I recently came across a great example of a situation that can happen when compositing that I thought I'd point out.
http://mymentalray.com/forum/showthread.php?t=1491
Basically, the example shows a limitation when working with RawLighting passes. The compositing math for this example is being done correctly, but because of the anti-aliasing you cannot composite these passes back together again and get the same image that you would get out of your 3d package in one pass. In some cases you can get away with having this problem in your comp and not see it. This thread shows a great example of the problem really showing its ugly head.

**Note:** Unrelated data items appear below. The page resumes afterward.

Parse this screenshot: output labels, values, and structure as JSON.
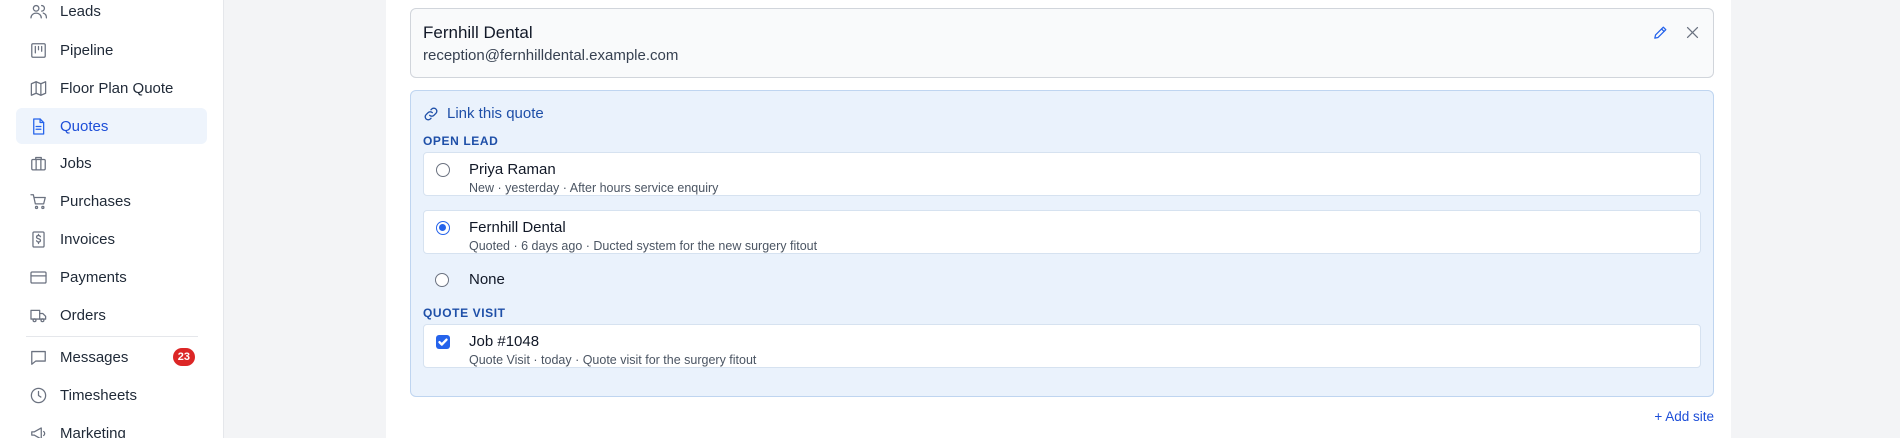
{
  "sidebar": {
    "items": [
      {
        "label": "Leads",
        "icon": "users-icon"
      },
      {
        "label": "Pipeline",
        "icon": "kanban-icon"
      },
      {
        "label": "Floor Plan Quote",
        "icon": "map-icon"
      },
      {
        "label": "Quotes",
        "icon": "document-icon",
        "active": true
      },
      {
        "label": "Jobs",
        "icon": "briefcase-icon"
      },
      {
        "label": "Purchases",
        "icon": "cart-icon"
      },
      {
        "label": "Invoices",
        "icon": "dollar-invoice-icon"
      },
      {
        "label": "Payments",
        "icon": "credit-card-icon"
      },
      {
        "label": "Orders",
        "icon": "truck-icon"
      },
      {
        "label": "Messages",
        "icon": "message-icon",
        "badge": "23"
      },
      {
        "label": "Timesheets",
        "icon": "clock-icon"
      },
      {
        "label": "Marketing",
        "icon": "megaphone-icon"
      }
    ]
  },
  "contact": {
    "name": "Fernhill Dental",
    "email": "reception@fernhilldental.example.com"
  },
  "link": {
    "header": "Link this quote",
    "open_lead_label": "OPEN LEAD",
    "leads": [
      {
        "title": "Priya Raman",
        "subtitle": "New · yesterday · After hours service enquiry",
        "selected": false
      },
      {
        "title": "Fernhill Dental",
        "subtitle": "Quoted · 6 days ago · Ducted system for the new surgery fitout",
        "selected": true
      }
    ],
    "none_label": "None",
    "quote_visit_label": "QUOTE VISIT",
    "visit": {
      "title": "Job #1048",
      "subtitle": "Quote Visit · today · Quote visit for the surgery fitout",
      "checked": true
    }
  },
  "add_site_label": "+ Add site",
  "colors": {
    "accent": "#2563eb",
    "badge": "#dc2626",
    "link_bg": "#eaf2fc"
  }
}
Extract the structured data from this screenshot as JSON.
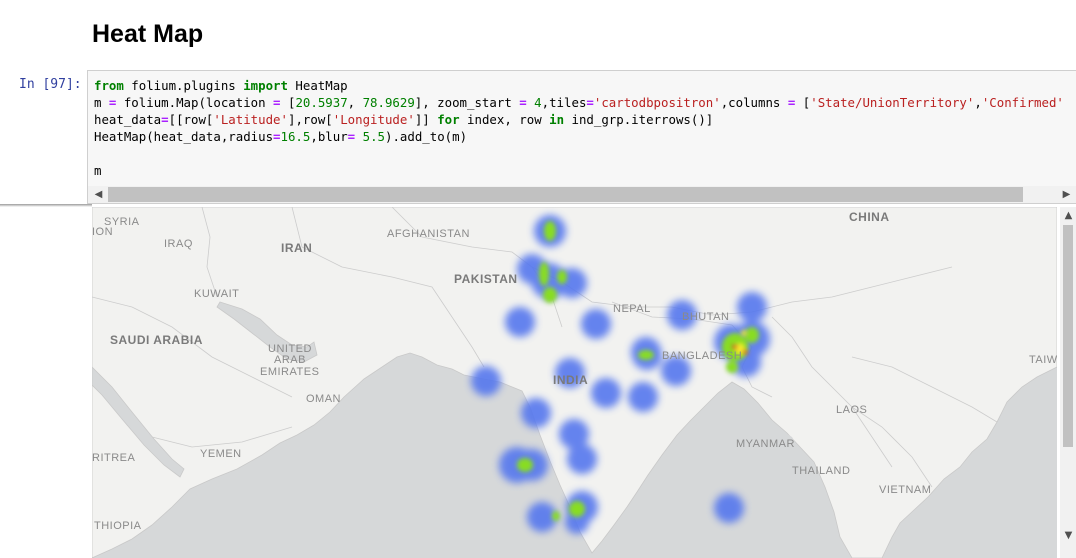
{
  "heading": "Heat Map",
  "cell": {
    "prompt": "In [97]:",
    "code_lines": [
      "from folium.plugins import HeatMap",
      "m = folium.Map(location = [20.5937, 78.9629], zoom_start = 4,tiles='cartodbpositron',columns = ['State/UnionTerritory','Confirmed'",
      "heat_data=[[row['Latitude'],row['Longitude']] for index, row in ind_grp.iterrows()]",
      "HeatMap(heat_data,radius=16.5,blur= 5.5).add_to(m)",
      "",
      "m"
    ]
  },
  "map": {
    "labels": {
      "syria": "SYRIA",
      "lebanon": "ION",
      "iraq": "IRAQ",
      "iran": "IRAN",
      "afghanistan": "AFGHANISTAN",
      "china": "CHINA",
      "pakistan": "PAKISTAN",
      "kuwait": "KUWAIT",
      "nepal": "NEPAL",
      "bhutan": "BHUTAN",
      "saudi_arabia": "SAUDI ARABIA",
      "uae_1": "UNITED",
      "uae_2": "ARAB",
      "uae_3": "EMIRATES",
      "bangladesh": "BANGLADESH",
      "taiwan": "TAIW",
      "india": "INDIA",
      "oman": "OMAN",
      "laos": "LAOS",
      "myanmar": "MYANMAR",
      "eritrea": "RITREA",
      "yemen": "YEMEN",
      "thailand": "THAILAND",
      "vietnam": "VIETNAM",
      "ethiopia": "THIOPIA"
    },
    "colors": {
      "land": "#f2f2f0",
      "water": "#d4d6d8",
      "border": "#c9c9c9",
      "blue": "#5577ee",
      "green": "#88dd22",
      "yellow": "#f5ec2a",
      "red": "#ee3322"
    }
  }
}
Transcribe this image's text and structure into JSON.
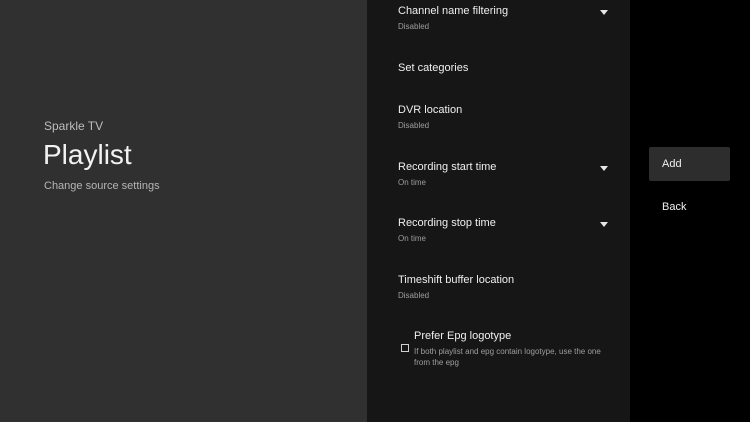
{
  "header": {
    "app_name": "Sparkle TV",
    "title": "Playlist",
    "subtitle": "Change source settings"
  },
  "settings": [
    {
      "title": "Channel name filtering",
      "value": "Disabled",
      "dropdown": true
    },
    {
      "title": "Set categories",
      "value": "",
      "dropdown": false
    },
    {
      "title": "DVR location",
      "value": "Disabled",
      "dropdown": false
    },
    {
      "title": "Recording start time",
      "value": "On time",
      "dropdown": true
    },
    {
      "title": "Recording stop time",
      "value": "On time",
      "dropdown": true
    },
    {
      "title": "Timeshift buffer location",
      "value": "Disabled",
      "dropdown": false
    }
  ],
  "checkbox_setting": {
    "title": "Prefer Epg logotype",
    "description": "If both playlist and epg contain logotype, use the one from the epg",
    "checked": false
  },
  "actions": {
    "add": "Add",
    "back": "Back"
  }
}
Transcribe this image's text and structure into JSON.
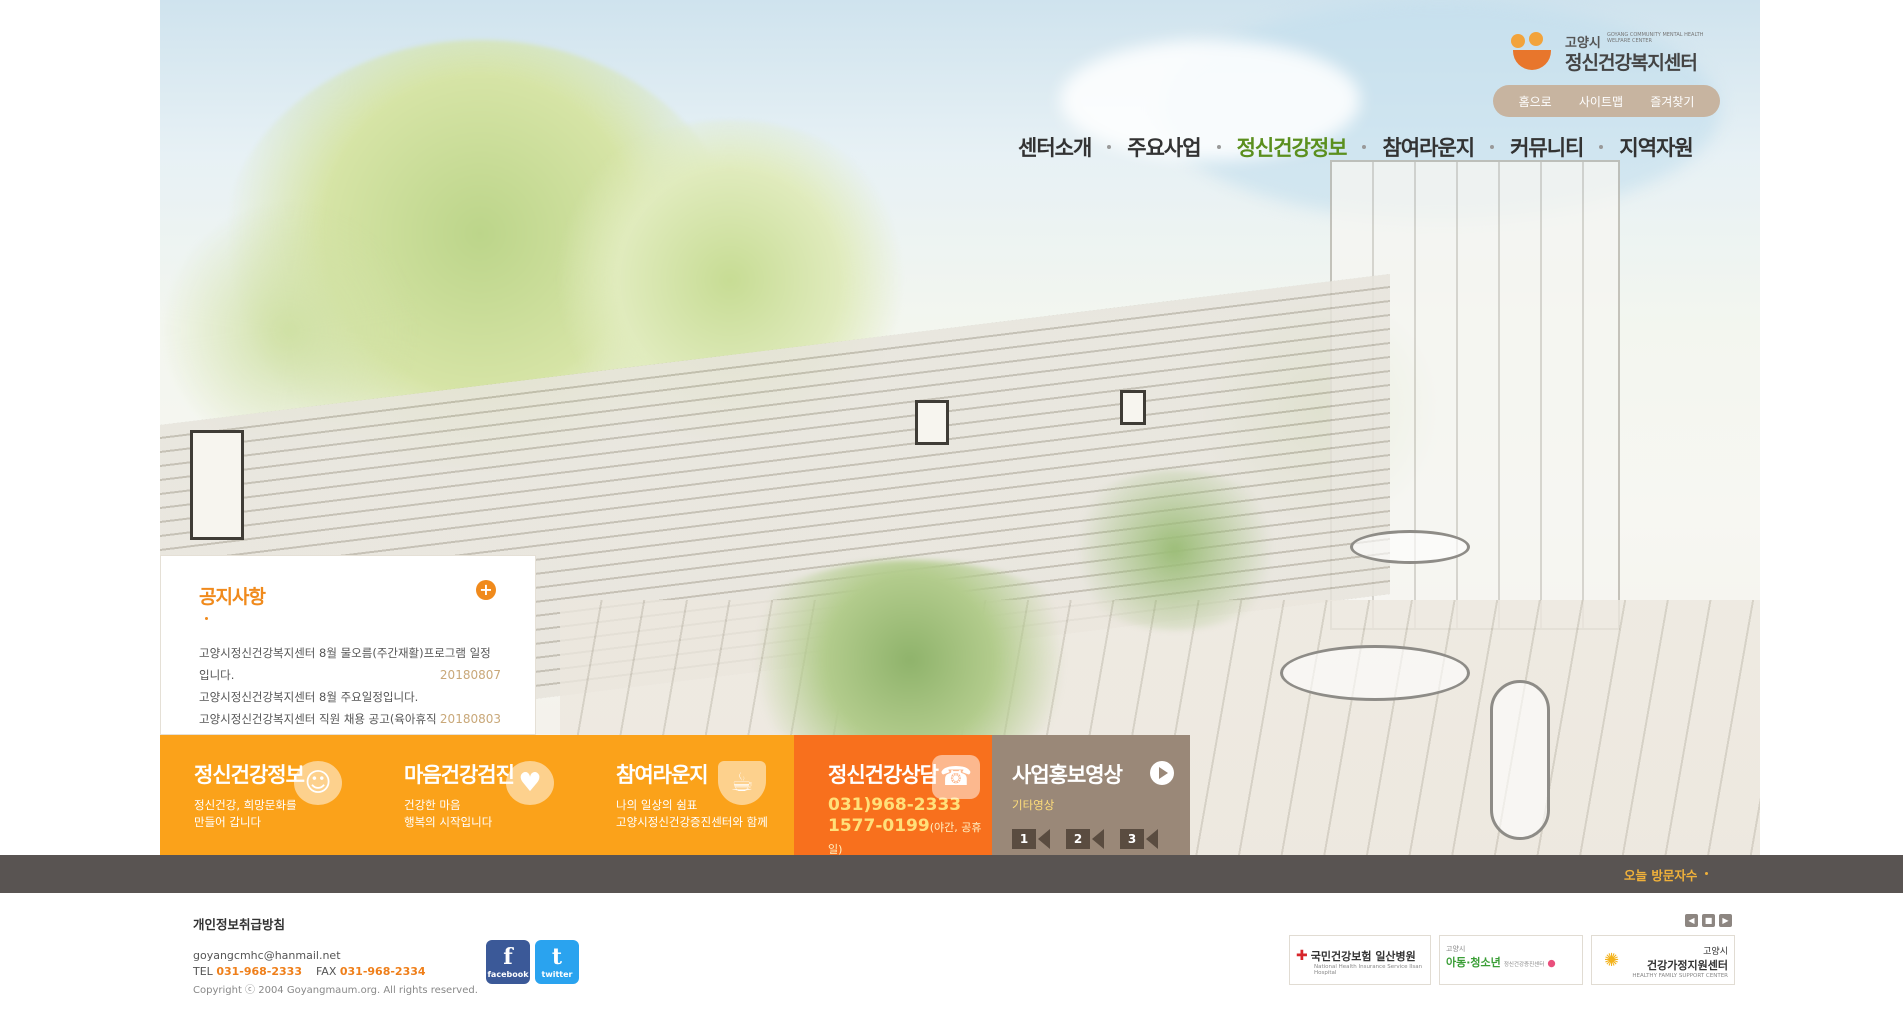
{
  "logo": {
    "city": "고양시",
    "english": "GOYANG COMMUNITY MENTAL HEALTH WELFARE CENTER",
    "name": "정신건강복지센터"
  },
  "util_menu": [
    "홈으로",
    "사이트맵",
    "즐겨찾기"
  ],
  "gnb": {
    "active": "정신건강정보",
    "items": [
      "센터소개",
      "주요사업",
      "정신건강정보",
      "참여라운지",
      "커뮤니티",
      "지역자원"
    ]
  },
  "notice": {
    "title": "공지사항",
    "more_icon": "plus-icon",
    "items": [
      {
        "title": "고양시정신건강복지센터 8월 물오름(주간재활)프로그램 일정입니다.",
        "date": "20180807"
      },
      {
        "title": "고양시정신건강복지센터 8월 주요일정입니다.",
        "date": "20180807"
      },
      {
        "title": "고양시정신건강복지센터 직원 채용 공고(육아휴직 대체인력)",
        "date": "20180803"
      }
    ]
  },
  "quick": {
    "info": {
      "title": "정신건강정보",
      "desc1": "정신건강, 희망문화를",
      "desc2": "만들어 갑니다",
      "icon": "smile-icon"
    },
    "checkup": {
      "title": "마음건강검진",
      "desc1": "건강한 마음",
      "desc2": "행복의 시작입니다",
      "icon": "heart-search-icon"
    },
    "lounge": {
      "title": "참여라운지",
      "desc1": "나의 일상의 쉼표",
      "desc2": "고양시정신건강증진센터와 함께",
      "icon": "cup-icon"
    },
    "counsel": {
      "title": "정신건강상담",
      "phone1": "031)968-2333",
      "phone2": "1577-0199",
      "phone2_note": "(야간, 공휴일)",
      "icon": "phone-icon"
    },
    "video": {
      "title": "사업홍보영상",
      "sub": "기타영상",
      "buttons": [
        "1",
        "2",
        "3"
      ],
      "icon": "play-icon"
    }
  },
  "visitors": {
    "label": "오늘 방문자수"
  },
  "footer": {
    "privacy": "개인정보취급방침",
    "email": "goyangcmhc@hanmail.net",
    "tel_label": "TEL",
    "tel": "031-968-2333",
    "fax_label": "FAX",
    "fax": "031-968-2334",
    "copyright": "Copyright ⓒ 2004 Goyangmaum.org. All rights reserved.",
    "sns": [
      {
        "name": "facebook",
        "glyph": "f"
      },
      {
        "name": "twitter",
        "glyph": "t"
      }
    ],
    "banners": [
      {
        "main": "국민건강보험 일산병원",
        "small": "National Health Insurance Service Ilsan Hospital"
      },
      {
        "top": "고양시",
        "main": "아동·청소년",
        "small": "정신건강증진센터"
      },
      {
        "top": "고양시",
        "main": "건강가정지원센터",
        "small": "HEALTHY FAMILY SUPPORT CENTER"
      }
    ]
  },
  "colors": {
    "orange": "#fba21a",
    "orange_dark": "#f8701d",
    "taupe": "#9a8878",
    "gray_bar": "#595452",
    "nav_active": "#5b8f1e"
  }
}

There is a work around that would allow you to create a raw lighting pass (if you wanted one) that would multiply over the diffuse pass and create the indentical output from your 3d package. To do this you need to render a lighting pass (textures and lighting together) and a diffuse pass. You could then divide the lighting pass by the diffuse pass which will give you a RawLighting pass. The difference between this RawLighting pass and if you rendered it from your 3d package is that this method will take the anti-aliased color differences into account. If you then color correct this and multiply it back over your diffuse pass you will get the exact same output as your 3d package would do.
Why would you want to do this? It is less efficient. Your basically rendering extra passes and using extra nodes in order to create the pass you just rendered anyways. You might consider doing this if you wanted to tweak the diffuse pass and have it automatically update down the chain reguardless of lighting changes. You might also want to work this way just cause its easier to actually see your lighting seperate from your textures. For lighting passes this workflow is probably more trouble than it is worth. But it does work.
Anyways, I thought the example was interesting and good to know about.